# Fermat number proof

1. Feb 21, 2014

### cragar

1. The problem statement, all variables and given/known data
Show that all fermat numbers are relatively prime.
3. The attempt at a solution
If they share common factors then it should divide their difference so I look at
n>x
$(2^{2^n}+1)-(2^{2^x}+1)=2^{2^x}(2^{2^n-2^x}-1)$
Now since fermat numbers are odd their factors will have to be contained in
$(2^{2^n-2^x}-1)$ Now if they share common factors then it should divide
$(2^{2^n-2^x}-1)+(2^{2^n}+1)= (2^{2^n-2^x}+2^{2^n})=2^{2^n}(2^{-2^x}+1)$
Since fermat numbers are odd their factors must divide into
$(2^{-2^x}+1)$ but this is not an integer so this contradicts our assumption that it will divide our sum, so fermat numbers are relatively prime.

2. Feb 21, 2014

### Curious3141

Looks good. The usual way to prove this is to use one of the properties of Fermat numbers, like $F_0F_1...F_{n-1} + 2 = F_n$, which gives a much quicker and neater proof. But proving that proposition is more work to begin with. So your way is better from first principles.

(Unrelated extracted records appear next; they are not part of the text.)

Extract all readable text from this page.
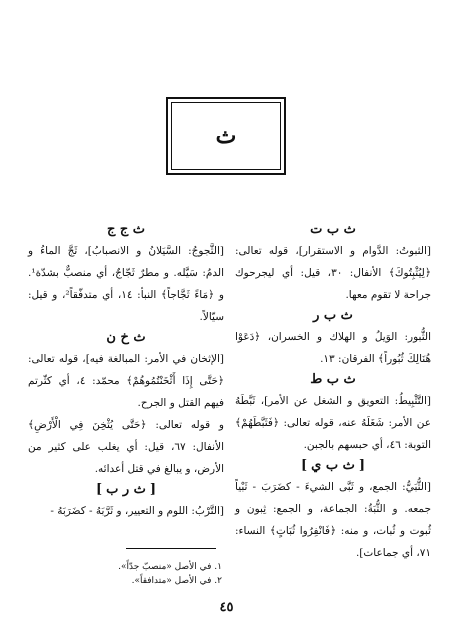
ث

ث ب ت

[الثبوتُ: الدَّوام و الاستقرار]، قوله تعالى: ﴿لِيُثْبِتُوكَ﴾ الأنفال: ٣٠، قيل: أي ليجرحوك جراحة لا تقوم معها.

ث ب ر

الثُّبور: الوَيلُ و الهلاك و الخسران، ﴿دَعَوْا هُنَالِكَ ثُبُوراً﴾ الفرقان: ١٣.

ث ب ط

[التَّثْبِيطُ: التعويق و الشغل عن الأمر]، ثَبَّطَهُ عن الأمر: شَغَلَهُ عنه، قوله تعالى: ﴿فَثَبَّطَهُمْ﴾ التوبة: ٤٦، أي حبسهم بالجبن.

[ث ب ي]

[الثُّبَيُّ: الجمع، و ثَبَّى الشيءَ - كضَرَبَ - ثَبْياً جمعه. و الثُّبَةُ: الجماعة، و الجمع: ثِبون و ثُبوت و ثُبات، و منه: ﴿فَانْفِرُوا ثُبَاتٍ﴾ النساء: ٧١، أي جماعات].

ث ج ج

[الثَّجوجُ: السَّيَلانُ و الانصبابُ]، ثَجَّ الماءُ و الدمُ: سَيَّله. و مطرٌ ثَجّاجٌ، أي منصبٌّ بشدّة¹. و ﴿مَاءً ثَجَّاجاً﴾ النبأ: ١٤، أي متدفّقاً²، و قيل: سيّالاً.

ث خ ن

[الإثخان في الأمر: المبالغة فيه]، قوله تعالى: ﴿حَتَّى إِذَا أَثْخَنْتُمُوهُمْ﴾ محمّد: ٤، أي كثّرتم فيهم القتل و الجرح.

و قوله تعالى: ﴿حَتَّى يُثْخِنَ فِي الْأَرْضِ﴾ الأنفال: ٦٧، قيل: أي يغلب على كثير من الأرض، و يبالغ في قتل أعدائه.

[ث ر ب]

[التَّرْبُ: اللوم و التعيير، و ثَرَّبَهُ - كضَرَبَهُ -

١. في الأصل «منصبّ جدّاً».
٢. في الأصل «متدافقاً».
٤٥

This webdocument is quite useful: http://modular.math.washington.edu/edu/2010/414/projects/tsang.pdf [Broken]

EDIT: Please see Joffan's and Dick's posts. You cannot use this if one (or more) of your factors is not an integer.

Last edited by a moderator: May 6, 2017
3. Feb 21, 2014

### Joffan

Sorry, no - you can't present that final step as a valid factorization with one of the parts non-integer.

4. Feb 21, 2014

### Dick

Obviously, let's prove $2^n-1$ is prime. $2^n-1=2^n(1-2^{-n})$, $2^n-1$ is odd therefore any factor must divide $1-2^{-n}$ which not an integer. QED. That's baloney. $2^4-1=15$ is not prime.

5. Feb 21, 2014

### Curious3141

A very good point. When making the argument, both factors must be integers.